Cocomà: con il fattore umano sfidiamo i colossi dell’on-line

Due sorelle, tre negozi in città (uno con la socia Lea) e una grande crociata:  i vestiti li portiamo a casa, con le clienti parliamo al telefono e diamo loro consigli

Alessandra Vivoli

CARRARA. Vestono le donne di Carrara, e da qualche anno anche buona parte di quelle di Marina, da 41 anni. E non hanno avuto paura, un anno fa, a aprire un nuovo negozio. Per il settore dell’abbigliamento il momento è difficile e, con la nuova chiusura imposta dalla zona rossa, e già un 2020 pesante sulle spalle, le sorelle Elena e Simonetta Costi, (storiche titolari di Cocomà, in piazza Battisiti a Carrara, Cocomà Beach, in via Rinchiosa, e, insieme alla socia Lea Diamanti di Cicci e Coco sempre a Marina di Carrara) conservano un cauto ottimismo. Quello legato ai valori, alle persone, alla fiducia. Al fattore umano che ha sopperito laddove la tecnologia, e i mezzi, non sono quelle delle grandi catene e dei colossi dell’on-line. «Non facciamo l’e-commerce – spiega Elena– i clienti ci chiamano, gli abiti, i buoni regalo glieli portiamo noi a casa».
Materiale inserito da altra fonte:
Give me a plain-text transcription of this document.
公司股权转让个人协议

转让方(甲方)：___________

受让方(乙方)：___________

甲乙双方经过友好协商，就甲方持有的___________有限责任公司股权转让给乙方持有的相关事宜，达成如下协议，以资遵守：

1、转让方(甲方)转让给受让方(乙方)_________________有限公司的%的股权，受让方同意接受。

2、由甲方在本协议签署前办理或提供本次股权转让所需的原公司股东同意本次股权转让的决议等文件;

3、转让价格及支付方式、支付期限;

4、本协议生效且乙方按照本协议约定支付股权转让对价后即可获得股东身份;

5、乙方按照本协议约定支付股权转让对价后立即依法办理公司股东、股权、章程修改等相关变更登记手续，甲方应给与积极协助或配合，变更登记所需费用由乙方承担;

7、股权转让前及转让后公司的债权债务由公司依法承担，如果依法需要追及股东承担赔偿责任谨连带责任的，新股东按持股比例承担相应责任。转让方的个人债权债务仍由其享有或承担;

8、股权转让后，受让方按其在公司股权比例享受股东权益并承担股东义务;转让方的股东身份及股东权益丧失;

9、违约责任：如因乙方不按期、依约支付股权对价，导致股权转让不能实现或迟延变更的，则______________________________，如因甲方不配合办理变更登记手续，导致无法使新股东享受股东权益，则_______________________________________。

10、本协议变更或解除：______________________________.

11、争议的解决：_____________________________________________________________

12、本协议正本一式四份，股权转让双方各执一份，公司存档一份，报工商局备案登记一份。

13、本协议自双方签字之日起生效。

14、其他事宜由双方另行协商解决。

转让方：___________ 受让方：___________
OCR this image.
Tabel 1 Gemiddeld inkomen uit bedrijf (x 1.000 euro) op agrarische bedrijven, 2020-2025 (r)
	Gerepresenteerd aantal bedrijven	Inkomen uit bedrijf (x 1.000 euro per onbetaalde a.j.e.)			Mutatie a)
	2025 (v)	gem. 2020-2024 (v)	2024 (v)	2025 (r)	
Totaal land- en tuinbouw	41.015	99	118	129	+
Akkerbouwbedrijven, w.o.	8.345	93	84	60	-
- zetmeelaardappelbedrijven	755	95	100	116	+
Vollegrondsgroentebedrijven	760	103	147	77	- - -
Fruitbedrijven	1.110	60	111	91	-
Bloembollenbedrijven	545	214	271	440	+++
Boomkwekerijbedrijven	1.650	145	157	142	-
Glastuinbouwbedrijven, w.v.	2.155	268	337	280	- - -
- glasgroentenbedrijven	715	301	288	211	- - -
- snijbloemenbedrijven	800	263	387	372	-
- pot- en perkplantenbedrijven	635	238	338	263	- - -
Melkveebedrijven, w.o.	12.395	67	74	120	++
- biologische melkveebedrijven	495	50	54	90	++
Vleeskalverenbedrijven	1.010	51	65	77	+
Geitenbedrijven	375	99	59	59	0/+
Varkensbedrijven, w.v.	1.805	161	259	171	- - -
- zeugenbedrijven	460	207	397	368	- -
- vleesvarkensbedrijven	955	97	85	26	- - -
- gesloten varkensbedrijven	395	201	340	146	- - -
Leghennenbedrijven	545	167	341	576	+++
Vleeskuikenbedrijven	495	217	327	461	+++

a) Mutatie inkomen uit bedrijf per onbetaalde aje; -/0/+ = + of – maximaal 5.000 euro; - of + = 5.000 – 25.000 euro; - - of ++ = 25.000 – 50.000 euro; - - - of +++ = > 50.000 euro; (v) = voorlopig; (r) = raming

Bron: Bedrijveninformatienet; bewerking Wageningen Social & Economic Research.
Elena cominciamo col fare il punto della situazione. Che momento è questo per il settore dell’abbigliamento?

Veniamo da un anno difficile, quello del diffondersi della pandemia, del lockdown e delle chiusure. Veniamo soprattuttp da un anno che siamo riuscite a superare, per quel che riguarda i nostri negozi, grazie alle nostre clienti che si sono fidate di noi ci hanno sostenuto e aspettato. Un grande contributo è arrivato anche dai fornitori: hanno capito la difficoltà di un momento critico che hanno condiviso insieme a noi. Certo questa nuova chiusura ci trova tutti un po’più stanchi, siamo provati da quanto abbiamo appena passato. Insomma la situazione è ancora molto delicata.

Come avete affrontato e state ancora affrontando i mesi difficili delle chiusure legate alla pandemia?

È molto semplice. Abbiamo guardato negli occhi le nostre clienti. Abbiamo pubblicato sui social abiti, accessori, e siamo andati a casa, a chiamata. Al posto dei corrieri ci siamo mosse noi: andando dalle clienti. Suoniamo e lasciamo le nostre borse con gli abiti, le scarpe. Insomma cerchiamo di sopperire a chi ha molti più mezzi e tecnologia di noi. Sfruttiamo il fatto di essere il negozio di vicinato: anche con le mascherine, quando è possibile, ci si continua a guardare negli occhi, ci si parla e ci si confronta. Ci si consulta per i regali.

Come è cambiato il modo di vestire in tutto questo tempo?

Cominciamo col dire che da un anno a questa parte si sta molto più in casa e le occasioni come cerimonie, cene, aperitivi sono crollate. Nonostante questo le nostre clienti non hanno rinunciato a gratificarsi con alcuni capi di abbigliamento, facendo piccoli investimenti che sfidano la moda: visto che sono state bloccate vacanze, viaggi e cene di famiglia c’è chi ha deciso di farsi un regalo e investire in un capo che non passa di moda come un cappotto, un bel blazer primaverile.

Quanto è stato importante lo staff in questi lunghi mesi?

Il nostro staff, le ragazze di Cocomà come le chiamo io Barbara e Sara la nostra socia di Cicci cocò, Lea Diamanti, Sabrina e Sara. Come le nostre clienti le nostre ragazze sono state il valore aggiunto, il fattore umano.